The framing positions the directive as a deliberate policy choice to prioritise domestic clean-cooking fuel over industrial feedstock, a reallocation with direct implications for Rajasthan's refinery operations and the state's household energy access.
Policy Backdrop
The directive fits within a well-established central policy arc. The Pradhan Mantri Ujjwala Yojana, launched in May 2016, extended LPG connections to 50 million below-poverty-line households in its first phase, with subsequent expansions pushing that figure higher. The surge in connections created a structural rise in domestic LPG demand that outpaced supply from existing refineries.
To close the gap, successive refinery expansion projects were approved from 2017 onward with the explicit goal of raising LPG output and reducing import dependence. Redirecting gas streams previously earmarked for industrial use is one lever refiners can pull without waiting for greenfield capacity — making it a relatively fast-acting supply-side response.
Rajasthan hosts significant refining infrastructure, and any product-slate reorientation at state-level refineries would contribute to national LPG availability figures tracked quarterly by the petroleum ministry.
Stakeholders and Impact
Household LPG consumers — particularly in rural and semi-urban Rajasthan — stand to benefit most directly if the reallocation increases local cylinder availability and moderates supply-chain pressure. Ujjwala Yojana beneficiaries, who are often price-sensitive and dependent on timely refills, are the primary target group the policy aims to serve.
On the other side, industrial gas users — including manufacturers who rely on refinery-produced gas as a feedstock or fuel — face a potential reduction in the volume available to them from domestic refinery output, which could require them to source alternatives or adjust production inputs.

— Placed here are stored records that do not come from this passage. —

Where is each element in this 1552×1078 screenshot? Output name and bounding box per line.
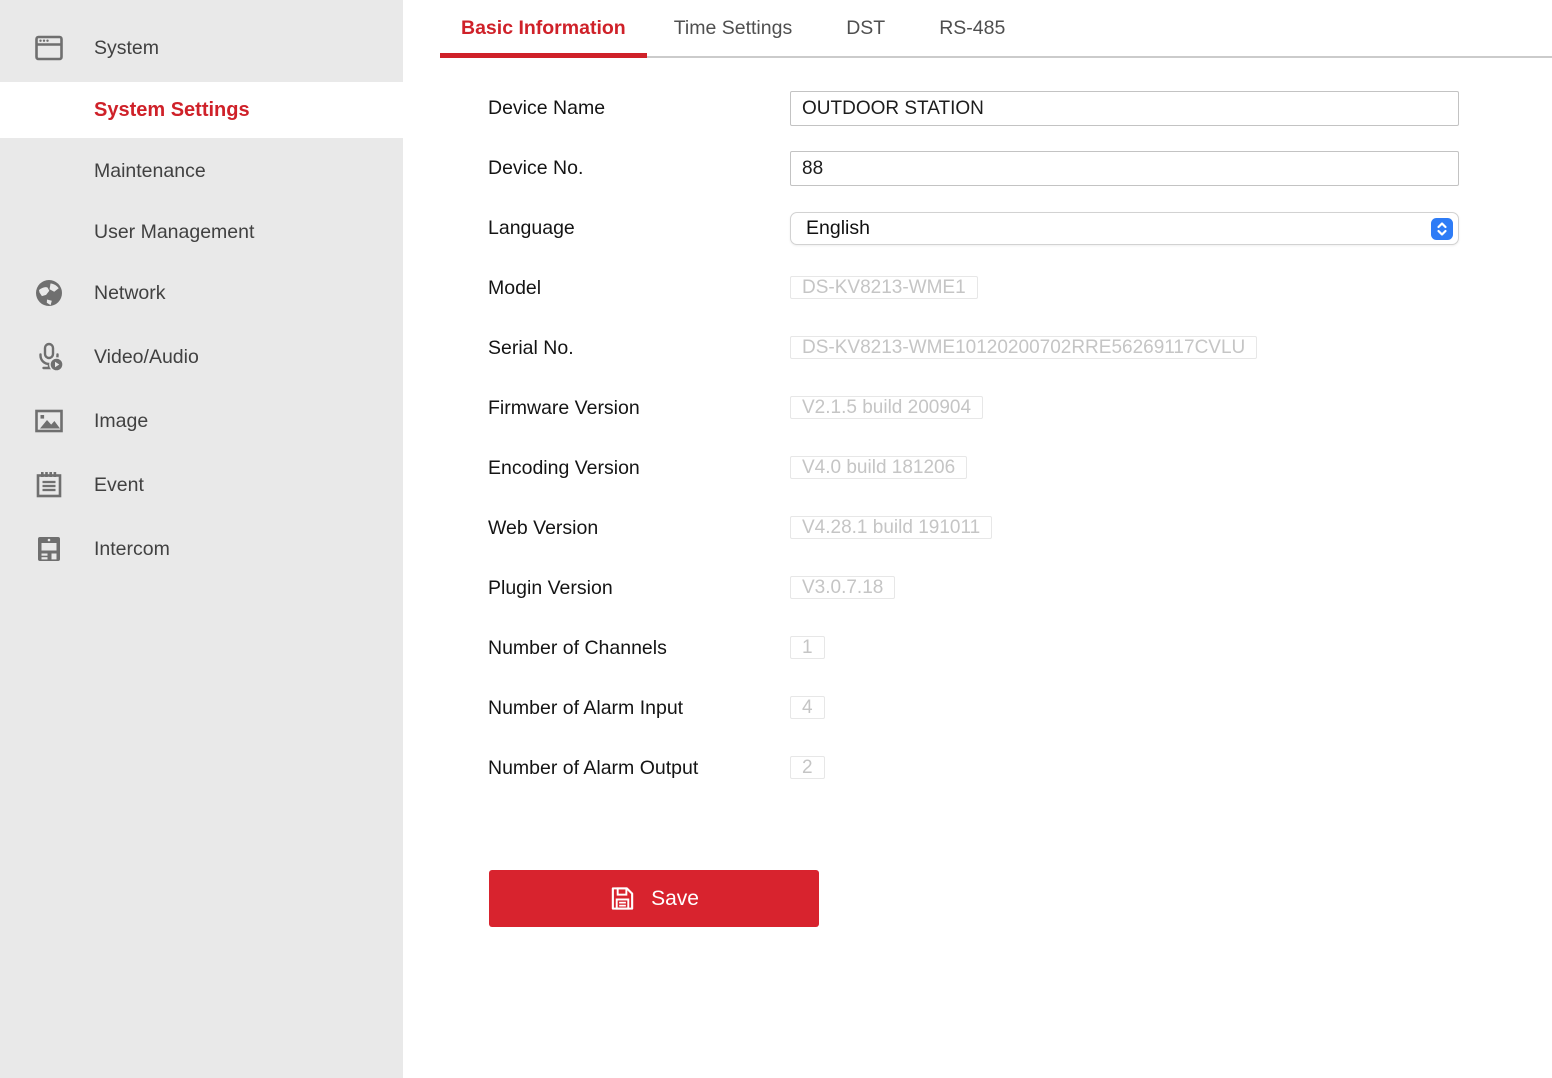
image-icon xyxy=(33,405,65,437)
form-row-serial-no: Serial No. DS-KV8213-WME10120200702RRE56… xyxy=(488,331,1459,366)
globe-icon xyxy=(33,277,65,309)
sidebar-item-label: User Management xyxy=(94,221,254,244)
web-version-value: V4.28.1 build 191011 xyxy=(790,516,992,539)
number-of-alarm-output-value: 2 xyxy=(790,756,825,779)
device-no-input[interactable] xyxy=(790,151,1459,186)
sidebar-item-label: Video/Audio xyxy=(94,346,199,369)
field-label: Web Version xyxy=(488,511,598,546)
form-row-number-of-alarm-input: Number of Alarm Input 4 xyxy=(488,691,1459,726)
form-row-number-of-channels: Number of Channels 1 xyxy=(488,631,1459,666)
tab-bar: Basic Information Time Settings DST RS-4… xyxy=(440,0,1552,58)
field-label: Serial No. xyxy=(488,331,574,366)
serial-no-value: DS-KV8213-WME10120200702RRE56269117CVLU xyxy=(790,336,1257,359)
number-of-channels-value: 1 xyxy=(790,636,825,659)
event-icon xyxy=(33,469,65,501)
field-label: Number of Channels xyxy=(488,631,667,666)
sidebar-item-user-management[interactable]: User Management xyxy=(0,204,403,260)
sidebar-item-intercom[interactable]: Intercom xyxy=(0,521,403,577)
sidebar-item-image[interactable]: Image xyxy=(0,393,403,449)
sidebar-item-system-settings[interactable]: System Settings xyxy=(0,82,403,138)
tab-basic-information[interactable]: Basic Information xyxy=(440,0,647,57)
device-config-page: System System Settings Maintenance User … xyxy=(0,0,1552,1078)
model-value: DS-KV8213-WME1 xyxy=(790,276,978,299)
sidebar-item-system[interactable]: System xyxy=(0,20,403,76)
intercom-icon xyxy=(33,533,65,565)
save-button-label: Save xyxy=(651,887,699,911)
main-panel: Basic Information Time Settings DST RS-4… xyxy=(403,0,1552,1078)
form-row-device-name: Device Name xyxy=(488,91,1459,126)
sidebar-item-label: Event xyxy=(94,474,144,497)
sidebar-item-label: Image xyxy=(94,410,148,433)
sidebar-item-network[interactable]: Network xyxy=(0,265,403,321)
sidebar-item-label: Network xyxy=(94,282,166,305)
field-label: Number of Alarm Output xyxy=(488,751,698,786)
field-label: Number of Alarm Input xyxy=(488,691,683,726)
encoding-version-value: V4.0 build 181206 xyxy=(790,456,967,479)
sidebar-item-label: System xyxy=(94,37,159,60)
form-row-model: Model DS-KV8213-WME1 xyxy=(488,271,1459,306)
form-row-plugin-version: Plugin Version V3.0.7.18 xyxy=(488,571,1459,606)
sidebar-item-label: Maintenance xyxy=(94,160,206,183)
save-button[interactable]: Save xyxy=(489,870,819,927)
select-stepper-icon xyxy=(1431,218,1453,240)
save-icon xyxy=(609,885,636,912)
field-label: Plugin Version xyxy=(488,571,613,606)
number-of-alarm-input-value: 4 xyxy=(790,696,825,719)
firmware-version-value: V2.1.5 build 200904 xyxy=(790,396,983,419)
sidebar-item-label: Intercom xyxy=(94,538,170,561)
tab-dst[interactable]: DST xyxy=(819,0,912,57)
language-select-value: English xyxy=(806,217,870,240)
sidebar-item-label: System Settings xyxy=(94,99,250,122)
form-row-language: Language English xyxy=(488,211,1459,246)
tab-time-settings[interactable]: Time Settings xyxy=(647,0,820,57)
field-label: Language xyxy=(488,211,575,246)
plugin-version-value: V3.0.7.18 xyxy=(790,576,895,599)
field-label: Encoding Version xyxy=(488,451,640,486)
form-row-web-version: Web Version V4.28.1 build 191011 xyxy=(488,511,1459,546)
window-icon xyxy=(33,32,65,64)
sidebar-item-maintenance[interactable]: Maintenance xyxy=(0,143,403,199)
form-row-encoding-version: Encoding Version V4.0 build 181206 xyxy=(488,451,1459,486)
sidebar-item-event[interactable]: Event xyxy=(0,457,403,513)
form-row-number-of-alarm-output: Number of Alarm Output 2 xyxy=(488,751,1459,786)
field-label: Model xyxy=(488,271,541,306)
field-label: Firmware Version xyxy=(488,391,640,426)
field-label: Device No. xyxy=(488,151,583,186)
sidebar-item-video-audio[interactable]: Video/Audio xyxy=(0,329,403,385)
form-row-firmware-version: Firmware Version V2.1.5 build 200904 xyxy=(488,391,1459,426)
device-name-input[interactable] xyxy=(790,91,1459,126)
language-select[interactable]: English xyxy=(790,212,1459,245)
tab-rs485[interactable]: RS-485 xyxy=(912,0,1032,57)
field-label: Device Name xyxy=(488,91,605,126)
sidebar: System System Settings Maintenance User … xyxy=(0,0,403,1078)
form-row-device-no: Device No. xyxy=(488,151,1459,186)
microphone-icon xyxy=(33,341,65,373)
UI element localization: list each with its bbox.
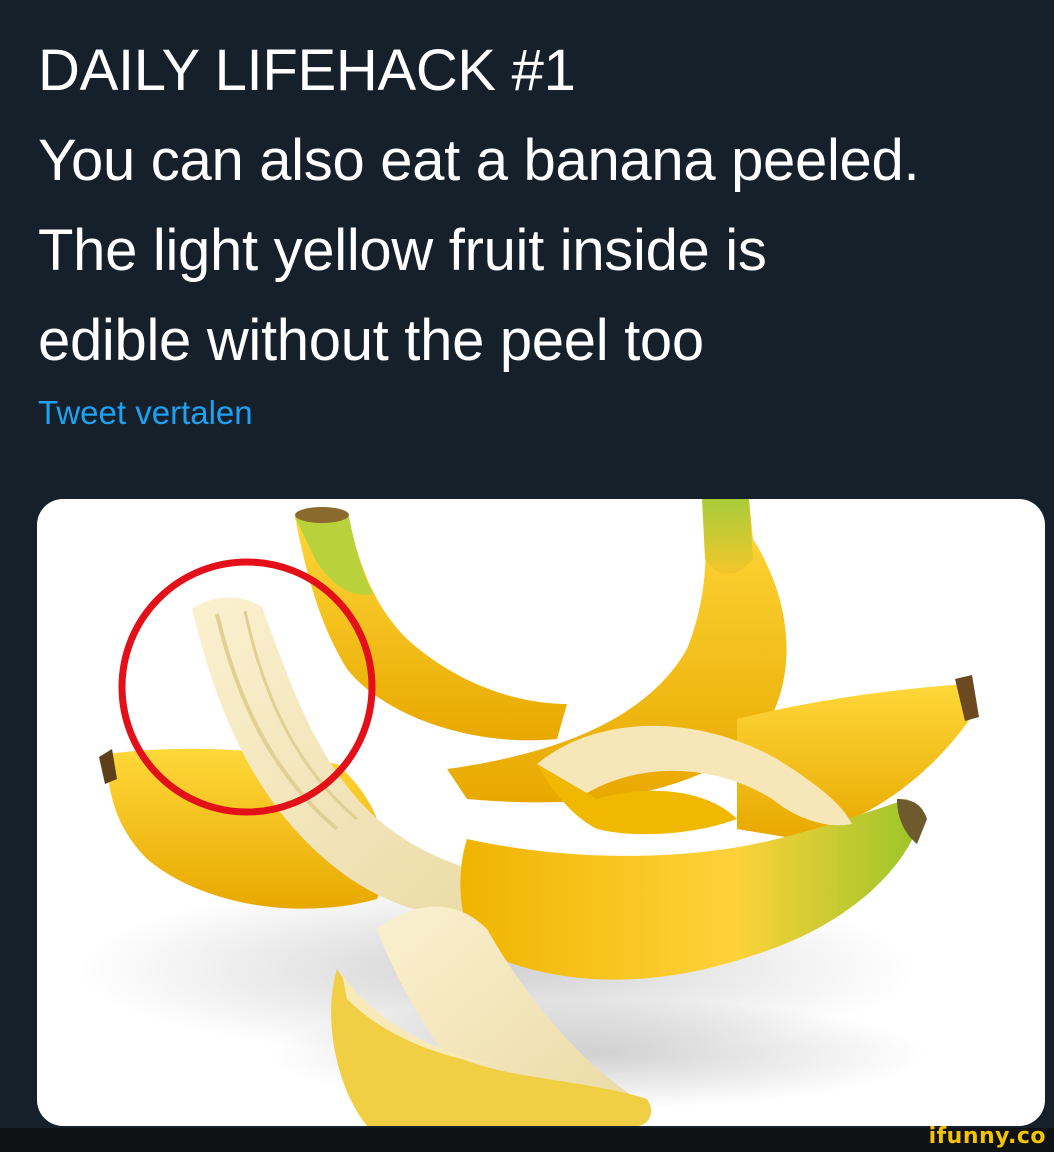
bananas-photo [77,499,979,1126]
tweet-media-image[interactable] [37,499,1045,1126]
tweet-text: DAILY LIFEHACK #1 You can also eat a ban… [38,26,1048,386]
tweet-line-3: The light yellow fruit inside is [38,218,767,283]
tweet-line-1: DAILY LIFEHACK #1 [38,38,576,103]
tweet-line-2: You can also eat a banana peeled. [38,128,920,193]
translate-tweet-link[interactable]: Tweet vertalen [38,394,253,432]
ifunny-watermark-logo: ifunny.co [928,1124,1046,1149]
footer-bar [0,1128,1054,1152]
tweet-line-4: edible without the peel too [38,308,704,373]
tweet-card: DAILY LIFEHACK #1 You can also eat a ban… [0,0,1054,1128]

Refineries themselves must manage the technical and commercial trade-offs of shifting their product slate, including adjustments to cracking units, blending operations, and off-take agreements with both household distributors and industrial buyers.
What's Next
The immediate indicator to watch is quarterly LPG production and import data from the petroleum ministry, which would reflect whether the reallocation has translated into a measurable increase in domestic output. Any formal state-level announcement from the Rajasthan government detailing which refineries are covered, the volume targets, and the implementation timeline would add specificity to what is currently a high-level policy signal.
If the reallocation proves effective, it could serve as a template for other refinery-heavy states seeking to improve last-mile LPG access without waiting for new capacity — reinforcing the broader national goal of making clean cooking fuel the default across Indian households.